I would like to get some of your thoughts about how you see things progressing. Appears that you and I have been seeing things the same way.
I want to acknowledge that your thoughts about the DUCs makes sense and I found an article quoted above that agrees with your assessment. Pretty obvious that companies will try to limit capex while trying to maintain production. Going to be much more costly to start new projects and going to take much higher oil prices to merit the risk of investment.
Happened to see a post that you also see some potential for DNR management to utilize hedges at these higher prices to help provide financial security going forward. I hope that they are hedges placed as those poor hedges roll off and are a smaller percentage of total production offering more upside as oil prices increase.
At this point, it is difficult to see a very good argument for oil below mid-40s (at worst case) without a global decline in oil demand.
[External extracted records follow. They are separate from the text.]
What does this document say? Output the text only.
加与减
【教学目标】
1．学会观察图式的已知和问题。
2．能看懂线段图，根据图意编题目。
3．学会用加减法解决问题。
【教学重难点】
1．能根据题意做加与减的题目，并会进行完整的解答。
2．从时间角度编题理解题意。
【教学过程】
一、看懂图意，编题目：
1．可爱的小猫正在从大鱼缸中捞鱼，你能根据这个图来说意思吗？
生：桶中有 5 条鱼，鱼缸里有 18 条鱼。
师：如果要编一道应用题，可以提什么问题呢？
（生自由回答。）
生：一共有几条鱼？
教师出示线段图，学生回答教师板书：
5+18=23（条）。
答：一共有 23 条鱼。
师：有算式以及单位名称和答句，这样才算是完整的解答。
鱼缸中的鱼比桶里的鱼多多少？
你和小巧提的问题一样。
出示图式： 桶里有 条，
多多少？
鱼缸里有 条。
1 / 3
Even without an OPEC deal, I cannot believe that world production can keep this pace due to new investment needed to keep things rolling.
I still anticipate that the defining change to the upside will take place in spring of 2017.
could occur with certain oil stocks such as DNR, OAS, and SN that have high levels of short interest.
1. Global and national offshore storage is insignificant at this point.
2. Global production continues to decline with declines seen across the world with Canada, US, China, etc.
3. Ramping up production will take costly investments and time with less availability to capital due to the weakened financial positions of oil companies and oil countries. For a time, production will continue to come from DUCs rather than investment in new wells.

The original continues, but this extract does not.